4. Challenges in Recommendation Systems (30 mins)

Real-World Problems

  • Bias in Training Data: Echo chambers, skewed preferences
  • Cold Start: New users/items with little interaction data
  • Scalability: Latency and compute at scale

Ethical Challenges

  • Algorithmic Bias & Fairness: Impact on sensitive attributes
  • Diversity vs. Personalization: Avoiding homogenized content
  • Debiasing Techniques:

  • Exposure Bias: Overexposure to certain items

  • Popularity Bias: Trend dominance
  • Selection Bias: Skewed relevance due to interaction patterns

Case Study: Pratilipi

  • How an Indian storytelling platform balances fairness, diversity, and engagement

5. Hands-On Recap & Final Exercise (30 mins)

Mini Lab: Use your model to explore bias, diversity, and fairness.

  • Apply:

  • Diversity boosting

  • Popularity debiasing
  • Freshness filters

  • Re-evaluate:

  • Compare fairness, diversity, and relevance metrics before and after

  • Group Reflection:

  • Discuss improvements, regressions, and trade-offs


6. Gaming the System: How Users Can Personalize Their Feeds (10 mins)

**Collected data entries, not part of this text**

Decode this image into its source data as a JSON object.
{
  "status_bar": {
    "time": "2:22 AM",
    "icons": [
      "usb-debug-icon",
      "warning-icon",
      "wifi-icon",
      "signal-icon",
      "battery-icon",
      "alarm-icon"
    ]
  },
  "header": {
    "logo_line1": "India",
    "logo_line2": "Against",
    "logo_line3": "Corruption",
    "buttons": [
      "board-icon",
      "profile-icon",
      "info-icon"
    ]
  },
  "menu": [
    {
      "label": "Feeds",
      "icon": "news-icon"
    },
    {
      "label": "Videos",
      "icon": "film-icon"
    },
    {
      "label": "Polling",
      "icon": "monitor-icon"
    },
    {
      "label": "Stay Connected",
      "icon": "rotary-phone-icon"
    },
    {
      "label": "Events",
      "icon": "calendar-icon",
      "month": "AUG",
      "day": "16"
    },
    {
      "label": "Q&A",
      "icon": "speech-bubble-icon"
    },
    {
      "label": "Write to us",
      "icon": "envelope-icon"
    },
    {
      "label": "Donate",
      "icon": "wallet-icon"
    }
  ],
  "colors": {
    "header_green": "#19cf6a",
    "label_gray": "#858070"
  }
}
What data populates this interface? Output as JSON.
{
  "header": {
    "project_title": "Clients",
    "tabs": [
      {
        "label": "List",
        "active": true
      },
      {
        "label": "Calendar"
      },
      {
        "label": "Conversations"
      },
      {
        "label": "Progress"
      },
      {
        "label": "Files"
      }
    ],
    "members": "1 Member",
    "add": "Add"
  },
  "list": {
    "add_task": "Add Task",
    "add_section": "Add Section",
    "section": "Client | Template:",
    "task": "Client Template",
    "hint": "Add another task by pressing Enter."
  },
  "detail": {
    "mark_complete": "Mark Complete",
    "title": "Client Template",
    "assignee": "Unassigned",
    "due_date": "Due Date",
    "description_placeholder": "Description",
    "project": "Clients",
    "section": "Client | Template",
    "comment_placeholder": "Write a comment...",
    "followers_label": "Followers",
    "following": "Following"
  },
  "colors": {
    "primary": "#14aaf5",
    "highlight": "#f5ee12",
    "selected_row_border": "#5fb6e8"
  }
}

  • How users can influence their recommendation feed (e.g., YouTube, Spotify)
  • Implications of over-personalization (filter bubbles, doomscrolling)
  • Tips for better and diverse recommendations

7. Conclusion & Q\&A (20 mins)

  • Wrap-Up
  • Q\&A: Open floor for questions on theory, implementation, or ethics
  • Additional Resources:

  • GitHub repo with code, datasets, and readings

  • Encourage continued learning and experimentation

Target Audience

Intermediate

Prerequisites
  • Proficiency in Python, pandas, NumPy, and PyTorch
  • A solid understanding of machine learning fundamentals, model evaluation, and training loops
  • Familiarity with basic data pipelines and handling model performance metrics

Audience –
This workshop is designed for:
- Machine Learning and Deep Learning practitioners with some experience in building models
- Students and data scientists curious about algorithmic personalization and its impact on user behavior
- Engineers focused on content feeds, recommendation engines, or user engagement systems

Expected Outcomes –
- Understand the core components of recommendation systems, including algorithmic selection and ranking mechanisms, and their business impact
- Build and train a two-tower recommendation model, understanding why it’s used in content recommendation
- Gain hands on experience in evaluating recommendation systems
- Tackle real-world challenges like algorithmic bias, fairness, and diversity using techniques
- Explore case studies like Pratilipi to understand the practical implications of ethical decision making in recommendation models
- Walk away with a GitHub repository containing code, datasets, and additional learning resources

About the Speaker

Aman Kumar Pandey is a Data Scientist specializing in NLP, Recommender Systems, and Applied AI, with 6+ years of experience across diverse industries.He has developed large-scale recommendation engines, fine-tuned LLMs, and worked on model monitoring, explainable AI, and multilingual NLP solutions.

Currently working at Pratilipi building Recommendation system at scale.

His work spans industry and conservation tech, using AI for wildlife monitoring via computer vision and deep learning. Passionate about open science and AI for social impact, he collaborates with researchers and NGOs to drive real-world innovation.